For “Gearge” was six feet one and three-quarters in his stockings.
He had a face in some respects like a big baby’s. He had a turn-up nose, large smooth cheeks, a particularly innocent expression, a forehead hardly worth naming, small dull eyes, with a tendency to inflammation of the lids which may possibly have hindered the lashes from growing, and a mouth which was generally open, if he were neither eating nor sucking a “bennet.” When this countenance was bathed in flour, it might be an open question whether it were improved or no. It certainly looked both “vairer” and more “voolish!”
There is some evidence to show that he was “lazy,” as well as “lang,” and yet he and Master Lake contrived to pull on together.
Either because his character was as childlike as his face, and because—if stupid and slothful by nature—he was also of so submissive, susceptible, and willing a temper that he disarmed the justest wrath; or because he was, as he said, not such a fool as he looked, and had in his own lubberly way taken the measure of the masterful windmiller to a nicety, George’s most flagrant acts of neglect had never yet secured his dismissal.
Indeed, it really is difficult to realize that any one who is lavish of willingness by word can wilfully and culpably fail in deed.

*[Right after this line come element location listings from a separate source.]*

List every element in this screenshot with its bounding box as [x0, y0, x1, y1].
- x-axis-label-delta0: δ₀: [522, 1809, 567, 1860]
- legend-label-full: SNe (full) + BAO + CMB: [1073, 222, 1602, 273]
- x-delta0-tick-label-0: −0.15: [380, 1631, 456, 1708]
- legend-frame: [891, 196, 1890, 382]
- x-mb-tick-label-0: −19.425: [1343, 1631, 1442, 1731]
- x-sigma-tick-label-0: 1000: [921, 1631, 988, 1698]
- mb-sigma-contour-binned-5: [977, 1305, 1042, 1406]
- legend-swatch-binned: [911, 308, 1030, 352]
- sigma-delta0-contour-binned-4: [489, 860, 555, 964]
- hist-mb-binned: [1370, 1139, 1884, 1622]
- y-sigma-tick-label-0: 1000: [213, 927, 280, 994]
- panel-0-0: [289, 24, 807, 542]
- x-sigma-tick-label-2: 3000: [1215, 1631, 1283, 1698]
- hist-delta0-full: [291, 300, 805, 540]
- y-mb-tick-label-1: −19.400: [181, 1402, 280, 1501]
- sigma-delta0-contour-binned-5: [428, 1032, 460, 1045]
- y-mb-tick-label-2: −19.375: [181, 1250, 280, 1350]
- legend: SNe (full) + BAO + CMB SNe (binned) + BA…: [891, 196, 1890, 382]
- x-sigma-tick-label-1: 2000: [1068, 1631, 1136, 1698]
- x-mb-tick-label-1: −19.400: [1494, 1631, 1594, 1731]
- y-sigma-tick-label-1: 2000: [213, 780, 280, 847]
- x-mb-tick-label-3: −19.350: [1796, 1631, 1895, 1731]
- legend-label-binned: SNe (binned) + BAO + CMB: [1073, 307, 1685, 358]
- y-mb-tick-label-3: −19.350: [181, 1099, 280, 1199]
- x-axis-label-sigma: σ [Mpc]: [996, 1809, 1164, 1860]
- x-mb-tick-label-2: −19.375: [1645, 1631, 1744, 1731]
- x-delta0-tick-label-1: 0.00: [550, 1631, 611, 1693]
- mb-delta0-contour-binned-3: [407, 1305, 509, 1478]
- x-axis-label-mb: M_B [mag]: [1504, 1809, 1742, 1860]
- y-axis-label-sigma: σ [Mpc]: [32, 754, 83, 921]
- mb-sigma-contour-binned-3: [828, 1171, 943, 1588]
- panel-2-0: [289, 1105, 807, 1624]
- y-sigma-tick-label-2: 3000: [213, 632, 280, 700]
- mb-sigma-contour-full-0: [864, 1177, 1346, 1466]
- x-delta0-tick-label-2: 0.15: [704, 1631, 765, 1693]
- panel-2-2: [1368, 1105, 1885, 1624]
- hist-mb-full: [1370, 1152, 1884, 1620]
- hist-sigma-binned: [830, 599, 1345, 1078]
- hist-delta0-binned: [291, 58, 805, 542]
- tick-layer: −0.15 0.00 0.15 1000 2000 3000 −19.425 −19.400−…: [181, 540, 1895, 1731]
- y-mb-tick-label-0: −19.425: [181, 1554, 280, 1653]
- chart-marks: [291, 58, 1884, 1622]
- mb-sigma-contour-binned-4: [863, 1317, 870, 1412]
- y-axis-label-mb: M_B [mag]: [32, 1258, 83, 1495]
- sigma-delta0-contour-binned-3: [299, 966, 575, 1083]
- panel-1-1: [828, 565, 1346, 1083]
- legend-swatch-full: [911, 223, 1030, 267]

“I be a uncommon vool, maester, sartinly,” blubbered George on one occasion when the miller was on the point of turning him off, as a preliminary step on the road to the “gallus,” which Master Lake expressed his belief that he was “sartin sure to come to.” And, as he spoke, George made dismal daubs on his befloured face with his sleeve, as he rubbed his eyes with his arm from elbow to wrist.
“Sech a governor as you be, too!” he continued. “Poor mother! she allus said I should come to no good, such a gawney as I be! No more I shouldn’t but for you, Master Lake, a-keeping of me on. Give un another chance, sir, do ’ee! I be mortal stoopid, sir, but I’d work my fingers to the bwoan for the likes of you, Master Lake!”
George stayed on, and though the very next time the windmiller was absent his “voolish” assistant did not get so much as a toll-dish of corn ground to flour, he was so full of penitence and promises that he weathered that tempest and many a succeeding one.
On that very eventful night of the storm, and of Jan’s arrival, George’s neglect had risked a recurrence of the sail catastrophe. At least if the second man’s report was to be trusted.
This man had complained to the windmiller that, during his absence with the strangers, George, instead of doubling his vigilance now that the men were left short-handed, had taken himself off under pretext of attending to the direction of the wind and the position of the sails outside, a most important matter, to which he had not, after all, paid the slightest heed; and what he did with himself, whilst leaving the mill to its fate and the fury of the storm, his indignant fellow-servant professed himself “blessed if he knew.”